Biel als positive Ausnahme

Nur ein Prozent der Volksschüler im Kanton Bern wird zweisprachig unterrichtet. Viel zu wenig, findet die Französischlobby.

Für 350 Schülerinnen und Schüler sind Deutsch und Französisch in der Schule gleichgestellt. Sie besuchen die Filière Bilingue. Bild: Lino Schaerer/a

Lino Schaeren

Der Kanton Bern will mehr in die Zweisprachigkeit investieren, seine Funktion als Brückenkanton zwischen Deutsch- und Welschschweiz stärken. Er stützt sich dabei auf die Empfehlungen eines Expertenberichts, der 2018 erstellt wurde. Präsident der Expertenkommission war der heutige Ständeratspräsident Hans Stöckli (SP). Der Bieler sagte bereits damals, Schüleraustausch sei das A und O zur Förderung der Zweisprachigkeit im Kanton. Auch das Bieler Forum für die Zweisprachigkeit und der Verein Bern bilingue sind der Ansicht, dass für die Stärkung der französischen Sprache der Schulunterricht entscheidend sei. Nur wird nach ihrem Geschmack im Kanton Bern diesbezüglich noch zu wenig gemacht.

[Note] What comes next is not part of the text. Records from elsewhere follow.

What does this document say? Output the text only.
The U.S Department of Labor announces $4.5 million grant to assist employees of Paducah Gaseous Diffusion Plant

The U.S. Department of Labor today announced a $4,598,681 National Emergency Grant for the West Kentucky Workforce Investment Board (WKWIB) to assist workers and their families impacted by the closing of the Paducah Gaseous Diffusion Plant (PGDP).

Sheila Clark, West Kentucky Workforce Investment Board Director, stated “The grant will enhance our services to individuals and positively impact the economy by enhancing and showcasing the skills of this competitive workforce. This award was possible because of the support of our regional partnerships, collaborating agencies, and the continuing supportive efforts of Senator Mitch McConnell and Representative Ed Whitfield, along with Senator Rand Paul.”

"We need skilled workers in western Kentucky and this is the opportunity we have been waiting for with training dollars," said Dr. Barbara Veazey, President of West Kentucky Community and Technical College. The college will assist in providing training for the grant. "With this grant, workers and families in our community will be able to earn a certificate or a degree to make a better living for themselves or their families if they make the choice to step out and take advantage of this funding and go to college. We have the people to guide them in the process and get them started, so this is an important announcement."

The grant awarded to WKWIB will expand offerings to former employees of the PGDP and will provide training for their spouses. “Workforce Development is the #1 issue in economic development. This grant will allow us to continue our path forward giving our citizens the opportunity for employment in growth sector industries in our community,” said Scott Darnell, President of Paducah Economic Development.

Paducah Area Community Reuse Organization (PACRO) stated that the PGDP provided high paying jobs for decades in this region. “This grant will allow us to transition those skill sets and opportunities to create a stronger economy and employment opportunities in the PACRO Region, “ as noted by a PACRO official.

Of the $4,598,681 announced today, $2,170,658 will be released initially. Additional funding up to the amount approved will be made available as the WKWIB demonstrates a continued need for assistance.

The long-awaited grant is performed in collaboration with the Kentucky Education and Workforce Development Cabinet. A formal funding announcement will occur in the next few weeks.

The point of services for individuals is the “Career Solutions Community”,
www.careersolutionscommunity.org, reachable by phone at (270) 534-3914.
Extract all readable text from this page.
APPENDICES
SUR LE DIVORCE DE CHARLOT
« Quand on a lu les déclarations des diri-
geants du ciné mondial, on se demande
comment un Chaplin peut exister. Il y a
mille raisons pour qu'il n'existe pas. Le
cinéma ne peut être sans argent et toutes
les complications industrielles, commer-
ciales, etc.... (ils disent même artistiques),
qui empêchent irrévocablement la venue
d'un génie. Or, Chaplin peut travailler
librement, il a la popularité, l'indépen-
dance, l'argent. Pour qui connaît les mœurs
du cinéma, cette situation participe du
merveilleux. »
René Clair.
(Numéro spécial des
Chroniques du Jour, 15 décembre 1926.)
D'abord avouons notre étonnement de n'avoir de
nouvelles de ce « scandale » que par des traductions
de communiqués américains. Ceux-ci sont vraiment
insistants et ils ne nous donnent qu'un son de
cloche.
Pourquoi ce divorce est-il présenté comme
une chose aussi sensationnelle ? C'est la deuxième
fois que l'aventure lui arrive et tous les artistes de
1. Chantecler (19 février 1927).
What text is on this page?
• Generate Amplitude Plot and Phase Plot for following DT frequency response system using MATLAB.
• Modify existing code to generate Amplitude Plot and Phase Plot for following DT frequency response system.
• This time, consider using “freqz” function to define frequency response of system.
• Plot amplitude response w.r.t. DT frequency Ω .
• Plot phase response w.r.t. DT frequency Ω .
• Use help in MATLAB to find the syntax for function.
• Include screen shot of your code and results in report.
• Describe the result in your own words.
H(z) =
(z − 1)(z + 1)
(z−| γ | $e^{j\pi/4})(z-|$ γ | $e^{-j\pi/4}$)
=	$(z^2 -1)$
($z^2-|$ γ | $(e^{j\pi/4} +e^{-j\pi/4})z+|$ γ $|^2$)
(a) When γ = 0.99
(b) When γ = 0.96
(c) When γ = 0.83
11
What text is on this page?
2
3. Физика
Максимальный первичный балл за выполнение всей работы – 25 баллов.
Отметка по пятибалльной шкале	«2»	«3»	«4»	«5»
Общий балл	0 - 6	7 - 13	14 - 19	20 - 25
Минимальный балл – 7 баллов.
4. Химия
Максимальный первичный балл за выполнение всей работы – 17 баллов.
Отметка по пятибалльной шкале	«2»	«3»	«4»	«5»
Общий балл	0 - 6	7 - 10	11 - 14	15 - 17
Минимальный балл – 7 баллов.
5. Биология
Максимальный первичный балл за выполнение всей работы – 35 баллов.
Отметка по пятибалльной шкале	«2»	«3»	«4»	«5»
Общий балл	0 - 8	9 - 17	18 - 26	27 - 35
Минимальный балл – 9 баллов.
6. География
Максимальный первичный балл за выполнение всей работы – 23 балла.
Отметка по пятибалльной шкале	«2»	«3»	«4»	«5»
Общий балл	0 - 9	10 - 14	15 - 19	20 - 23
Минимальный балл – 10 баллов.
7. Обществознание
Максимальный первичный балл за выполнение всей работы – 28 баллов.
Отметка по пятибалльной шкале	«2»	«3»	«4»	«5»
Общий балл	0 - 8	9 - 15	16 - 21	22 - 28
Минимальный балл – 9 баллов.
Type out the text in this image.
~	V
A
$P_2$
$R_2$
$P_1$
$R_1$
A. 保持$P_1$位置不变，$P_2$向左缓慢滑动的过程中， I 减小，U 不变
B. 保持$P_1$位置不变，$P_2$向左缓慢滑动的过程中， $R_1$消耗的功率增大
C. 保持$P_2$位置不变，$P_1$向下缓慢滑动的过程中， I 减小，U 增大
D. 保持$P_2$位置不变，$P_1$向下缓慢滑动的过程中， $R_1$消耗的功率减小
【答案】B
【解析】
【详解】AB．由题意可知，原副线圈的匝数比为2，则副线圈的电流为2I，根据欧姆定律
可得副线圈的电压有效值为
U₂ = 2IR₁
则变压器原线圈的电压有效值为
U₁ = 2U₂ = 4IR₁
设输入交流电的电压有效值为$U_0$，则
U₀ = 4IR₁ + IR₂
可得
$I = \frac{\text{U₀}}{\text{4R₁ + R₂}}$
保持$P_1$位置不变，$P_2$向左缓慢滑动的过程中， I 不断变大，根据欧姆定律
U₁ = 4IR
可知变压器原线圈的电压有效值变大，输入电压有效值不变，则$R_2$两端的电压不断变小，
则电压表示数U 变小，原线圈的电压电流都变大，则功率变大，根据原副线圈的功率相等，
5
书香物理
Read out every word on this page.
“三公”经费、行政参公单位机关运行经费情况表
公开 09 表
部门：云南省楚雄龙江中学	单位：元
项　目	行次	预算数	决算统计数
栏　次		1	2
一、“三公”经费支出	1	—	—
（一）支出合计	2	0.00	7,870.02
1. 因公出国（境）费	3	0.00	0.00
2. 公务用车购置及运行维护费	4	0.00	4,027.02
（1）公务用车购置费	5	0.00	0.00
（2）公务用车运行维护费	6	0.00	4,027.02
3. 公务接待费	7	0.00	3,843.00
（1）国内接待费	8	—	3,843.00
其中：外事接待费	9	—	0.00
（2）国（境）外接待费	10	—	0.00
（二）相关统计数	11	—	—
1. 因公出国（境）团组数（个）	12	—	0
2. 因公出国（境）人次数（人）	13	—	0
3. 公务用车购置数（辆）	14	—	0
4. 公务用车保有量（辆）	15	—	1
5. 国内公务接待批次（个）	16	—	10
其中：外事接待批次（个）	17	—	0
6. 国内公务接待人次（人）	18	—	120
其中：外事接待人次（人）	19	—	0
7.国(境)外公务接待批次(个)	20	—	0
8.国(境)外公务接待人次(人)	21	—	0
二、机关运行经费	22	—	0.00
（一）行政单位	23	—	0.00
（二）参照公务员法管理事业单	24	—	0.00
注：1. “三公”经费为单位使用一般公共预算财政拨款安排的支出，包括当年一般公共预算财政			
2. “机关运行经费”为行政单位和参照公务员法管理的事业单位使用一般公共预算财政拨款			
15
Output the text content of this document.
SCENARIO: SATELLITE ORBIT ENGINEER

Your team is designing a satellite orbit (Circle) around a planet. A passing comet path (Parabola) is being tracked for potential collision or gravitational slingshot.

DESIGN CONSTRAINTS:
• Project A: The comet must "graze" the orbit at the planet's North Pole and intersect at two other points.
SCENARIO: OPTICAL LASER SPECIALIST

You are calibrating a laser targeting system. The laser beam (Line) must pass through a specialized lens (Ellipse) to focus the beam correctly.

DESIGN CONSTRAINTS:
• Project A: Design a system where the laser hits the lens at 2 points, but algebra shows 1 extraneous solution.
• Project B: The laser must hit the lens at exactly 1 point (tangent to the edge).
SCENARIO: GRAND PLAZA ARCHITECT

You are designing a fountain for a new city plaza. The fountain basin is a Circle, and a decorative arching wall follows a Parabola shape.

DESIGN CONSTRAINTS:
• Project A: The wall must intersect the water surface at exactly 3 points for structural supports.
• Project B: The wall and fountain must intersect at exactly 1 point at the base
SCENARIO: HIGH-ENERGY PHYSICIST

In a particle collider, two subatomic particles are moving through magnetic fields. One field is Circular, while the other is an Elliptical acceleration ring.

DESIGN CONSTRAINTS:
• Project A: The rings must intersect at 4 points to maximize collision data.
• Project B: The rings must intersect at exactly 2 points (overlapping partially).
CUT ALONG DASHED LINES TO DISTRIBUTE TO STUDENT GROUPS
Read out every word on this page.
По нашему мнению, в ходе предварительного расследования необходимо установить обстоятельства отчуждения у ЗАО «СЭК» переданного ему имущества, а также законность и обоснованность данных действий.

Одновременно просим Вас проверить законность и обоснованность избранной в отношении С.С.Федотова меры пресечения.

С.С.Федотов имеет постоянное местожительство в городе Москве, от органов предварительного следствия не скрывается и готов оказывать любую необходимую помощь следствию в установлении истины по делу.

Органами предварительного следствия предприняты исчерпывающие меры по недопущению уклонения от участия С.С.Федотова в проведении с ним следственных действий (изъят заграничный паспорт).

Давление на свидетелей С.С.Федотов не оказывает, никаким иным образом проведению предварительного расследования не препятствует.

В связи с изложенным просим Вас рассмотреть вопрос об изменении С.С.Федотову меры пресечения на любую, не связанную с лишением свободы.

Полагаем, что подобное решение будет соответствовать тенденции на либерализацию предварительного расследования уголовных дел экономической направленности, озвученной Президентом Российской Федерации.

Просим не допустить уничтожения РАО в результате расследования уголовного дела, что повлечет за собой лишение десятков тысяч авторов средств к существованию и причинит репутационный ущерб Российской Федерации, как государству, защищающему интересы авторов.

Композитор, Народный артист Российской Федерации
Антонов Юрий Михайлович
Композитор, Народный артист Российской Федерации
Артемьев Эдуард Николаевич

Die beiden Organisationen forderten deshalb gestern in einer digitalen Pressekonferenz, dass künftig zweisprachiger Unterricht in allen Teilen des Kantons von der Vorschule bis zum Gymnasium präsent sein müsse. Der Kanton solle eine Strategie zur «Demokratisierung» der Zweisprachigkeit erarbeiten. Die beiden Organisationen kritisieren: Obschon es eine grosse Nachfrage gebe, sei das zweisprachige Schulangebot ausserhalb der Region Biel zu schwach.

Flaschenhals Volksschule

Um das zu untermauern, haben das Forum für die Zweisprachigkeit und der Verein Bern bilingue Daniel Elmiger mit der Erstellung eines «Inventars des zweisprachigen Unterrichts im Kanton Bern» beauftragt. Elmiger arbeitet am Institut für Deutsche Sprache und Literatur an der Universität Genf. Gestern hat er das Ergebnis seiner Forschung zusammen mit seinen Auftraggebern den Medien präsentiert. Der Linguistik-Professor sagt, der zweisprachige Unterricht habe im Kanton Bern in den vergangenen 20 Jahren einen erstaunlichen Aufschwung erlebt. Allerdings nur auf Vorschulstufe und an weiterführenden Schulen.

So habe sich der Anteil der Gymnasiastinnen und Gymnasiasten, die einen zweisprachigen Lehrgang absolvieren, in den letzten 15 Jahren mehr als verdoppelt. Heute absolviert jeder Vierte das Gymi zweisprachig – drei Viertel davon allerdings Deutsch-Englisch.

Anders beim obligatorischen Schulunterricht. Hier gibt es nebst Pilotprojekten in Biel und Bern laut Elmiger kaum zweisprachige Angebote; nur ein Prozent der Volksschüler im Kanton Bern wird zweisprachig unterrichtet. In Biel wird die Filière Bilingue seit 2010 geführt, 2019 wurde das Projekt auf die Sekundarstufe I ausgeweitet – auf dieser Stufe stellt Biel gar das einzige Angebot kantonsweit. Elmiger sagt denn auch, die obligatorische Schule erweise sich «als Flaschenhals». Er glaubt, dass die Experimentierfreude in der Volksschule aufgrund des enggefassten Bildungsauftrags deutlich kleiner sei, während in der Vorschule die Freiheit grösser und im Gymnasium die Eigenverantwortung zentraler seien.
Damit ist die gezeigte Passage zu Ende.